Amy thought she saw him blink a few times, but whatever it was, he knelt by the two moaning on the floor and flopped their hands on to his wrists. He jabbed at his vortex manipulator and they all disappeared.

River looked sharply over her shoulder right at them. "You promised to stay upstairs!"

Amy rushed down the last steps right alongside Rory. "Actually, we didn't."

He got to River first, and somewhere between his first step and the second, he became just Rory again. Rory the nurse, Rory who was River's father. The cricket bat dropped from his fingers and he grabbed her by the shoulders. His eyes searched her up and down. "Are you alright?"

"I'm -"

Amy thudded into her before she could finish and wrapped her in a hard hug. She didn't even care River was in her prison clothes, and Amy hated seeing her in those clothes.

"Stop yelling at us," she scolded cheerfully. "Mind your elders."

"Oh for the love of-"

"Are you alright?" Rory repeated.

"I was until I heard you two coming down the stairs!"

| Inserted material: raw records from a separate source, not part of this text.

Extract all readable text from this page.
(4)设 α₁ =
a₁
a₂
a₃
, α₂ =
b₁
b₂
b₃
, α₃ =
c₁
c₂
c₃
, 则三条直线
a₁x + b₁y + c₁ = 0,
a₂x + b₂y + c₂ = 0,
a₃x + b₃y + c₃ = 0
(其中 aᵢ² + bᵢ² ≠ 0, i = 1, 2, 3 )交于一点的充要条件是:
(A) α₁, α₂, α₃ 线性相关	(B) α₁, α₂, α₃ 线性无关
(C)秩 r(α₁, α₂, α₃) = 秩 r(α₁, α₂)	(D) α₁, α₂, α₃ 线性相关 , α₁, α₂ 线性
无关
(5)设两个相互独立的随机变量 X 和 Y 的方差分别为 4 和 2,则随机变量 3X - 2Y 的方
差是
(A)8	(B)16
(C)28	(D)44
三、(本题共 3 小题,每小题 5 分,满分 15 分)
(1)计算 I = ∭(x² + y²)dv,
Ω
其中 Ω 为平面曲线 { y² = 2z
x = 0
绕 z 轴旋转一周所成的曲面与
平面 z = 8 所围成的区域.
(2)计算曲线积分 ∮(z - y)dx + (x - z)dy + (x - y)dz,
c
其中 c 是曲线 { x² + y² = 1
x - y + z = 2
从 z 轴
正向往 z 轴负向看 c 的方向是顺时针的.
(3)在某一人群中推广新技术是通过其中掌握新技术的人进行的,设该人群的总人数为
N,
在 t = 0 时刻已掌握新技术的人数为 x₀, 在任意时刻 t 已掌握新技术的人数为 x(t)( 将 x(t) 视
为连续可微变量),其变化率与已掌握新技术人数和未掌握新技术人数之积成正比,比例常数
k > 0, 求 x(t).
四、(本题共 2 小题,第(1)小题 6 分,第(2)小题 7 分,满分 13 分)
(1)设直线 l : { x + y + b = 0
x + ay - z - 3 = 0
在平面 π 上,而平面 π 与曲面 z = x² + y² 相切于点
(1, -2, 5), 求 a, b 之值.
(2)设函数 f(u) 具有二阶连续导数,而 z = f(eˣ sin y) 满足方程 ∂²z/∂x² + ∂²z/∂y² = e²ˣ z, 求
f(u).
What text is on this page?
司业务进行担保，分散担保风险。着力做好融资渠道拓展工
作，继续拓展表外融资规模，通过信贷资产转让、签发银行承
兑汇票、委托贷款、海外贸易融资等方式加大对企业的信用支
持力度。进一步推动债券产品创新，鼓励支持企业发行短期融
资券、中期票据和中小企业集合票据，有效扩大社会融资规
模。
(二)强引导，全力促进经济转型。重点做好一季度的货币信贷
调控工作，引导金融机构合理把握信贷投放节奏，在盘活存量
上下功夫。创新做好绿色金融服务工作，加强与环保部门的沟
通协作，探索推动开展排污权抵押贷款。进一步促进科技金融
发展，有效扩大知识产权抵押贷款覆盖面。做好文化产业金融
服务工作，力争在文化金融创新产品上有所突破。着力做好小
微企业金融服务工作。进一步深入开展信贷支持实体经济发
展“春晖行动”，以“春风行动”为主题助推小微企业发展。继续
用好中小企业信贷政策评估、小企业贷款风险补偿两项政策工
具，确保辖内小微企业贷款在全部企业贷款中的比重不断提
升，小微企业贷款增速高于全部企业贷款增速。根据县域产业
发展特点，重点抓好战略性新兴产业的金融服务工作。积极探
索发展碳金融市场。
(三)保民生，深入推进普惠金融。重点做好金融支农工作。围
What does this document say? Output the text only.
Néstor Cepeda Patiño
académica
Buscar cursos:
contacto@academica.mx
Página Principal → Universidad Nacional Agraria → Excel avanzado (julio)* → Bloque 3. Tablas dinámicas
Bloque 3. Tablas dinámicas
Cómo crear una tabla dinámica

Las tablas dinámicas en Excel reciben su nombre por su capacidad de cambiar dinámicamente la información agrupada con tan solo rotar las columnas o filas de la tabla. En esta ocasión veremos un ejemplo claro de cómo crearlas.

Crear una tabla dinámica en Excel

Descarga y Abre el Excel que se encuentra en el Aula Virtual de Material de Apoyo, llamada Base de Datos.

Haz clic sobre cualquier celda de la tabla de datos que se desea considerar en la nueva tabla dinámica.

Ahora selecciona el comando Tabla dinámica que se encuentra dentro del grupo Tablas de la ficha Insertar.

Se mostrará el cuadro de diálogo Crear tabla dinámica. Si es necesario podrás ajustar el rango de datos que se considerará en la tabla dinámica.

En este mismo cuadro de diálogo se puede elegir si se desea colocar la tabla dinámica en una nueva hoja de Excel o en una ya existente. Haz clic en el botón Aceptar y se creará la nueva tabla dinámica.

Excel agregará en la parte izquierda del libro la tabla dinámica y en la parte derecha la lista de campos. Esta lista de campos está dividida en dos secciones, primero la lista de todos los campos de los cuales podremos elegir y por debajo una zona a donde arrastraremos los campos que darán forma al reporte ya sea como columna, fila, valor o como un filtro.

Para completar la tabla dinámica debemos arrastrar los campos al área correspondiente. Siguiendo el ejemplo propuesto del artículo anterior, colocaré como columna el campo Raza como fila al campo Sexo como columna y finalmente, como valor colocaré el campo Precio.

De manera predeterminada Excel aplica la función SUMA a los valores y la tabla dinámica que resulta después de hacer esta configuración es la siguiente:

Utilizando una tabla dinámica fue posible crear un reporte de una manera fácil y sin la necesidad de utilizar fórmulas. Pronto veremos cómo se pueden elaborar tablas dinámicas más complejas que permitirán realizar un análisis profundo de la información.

Amy's grin got even bigger. "Rory almost jumped over the banister to help you out."

River looked at him. "Please tell me that's not true. That you weren't going to face armed men like that!"

"Well," he said, in that wonderful, rumbly Rory way, "I had a cricket bat."

"And you would have done the same thing, River."

"That's different," she answered Amy. "That's me."

Police strobes broke into the darkness and voices shouted orders as car doors slammed. More importantly, Amy heard her bedroom door creak.

River's hand darted back into the belt pouch. "Listen, we don't have much time and you need to make a decision." She dropped something into Amy's hand. "These are Retcon pills. Take one and it removes the memory of the last several minutes. You can even implant false ones. I used it so the people who attacked you won't remember I was here. Or even that they were."

So they wouldn't remember to offer up that information for sale. A knot Amy didn't even know she still had in her stomach disappeared. She pushed the pills back. "We don't need these."

"They're not for you."

Above their heads, the floor settled under someone's weight. A pause and then softly, "Amelia?"

She looked back down wide-eyed at River. "What could I tell them instead? There's a burn hole in the wall!"

"How we going to explain what actually happened?" Rory pointed out.

River hurried on. "Whatever you think is best. I just want them spared as much fright as possible. If you want, you can ask the Torchwood agent. They have a lot of experience with Retcon. They can help you with it when they're cleaning up this mess."

"Who's Torchwood?" Rory asked.

That knot came back to twist Amy's stomach. "Can they make trouble for you?" She grabbed River's arm. "You said something about their jurisdiction."

River smiled and patted her arm, but Rory was closest so he got the kiss on the cheek. Then she was already tapping against the vortex manipulator on her wrist as she stepped back. "How can they?" The smile quirked at one corner. "I'm in Stormcage."

Amy barely had time to call out, "Come back soon for a proper visit!" before the smoke and manufactured lightning took River away.

Someone knocked on the door, calling out they were the police. Augustus, with Tabitha right behind, stepped down the stairs.

Rory looked from the pills in Amy's hand up to her face. "Any ideas?"

"I thought to call River." She dumped the pills in his hand. "You take this one."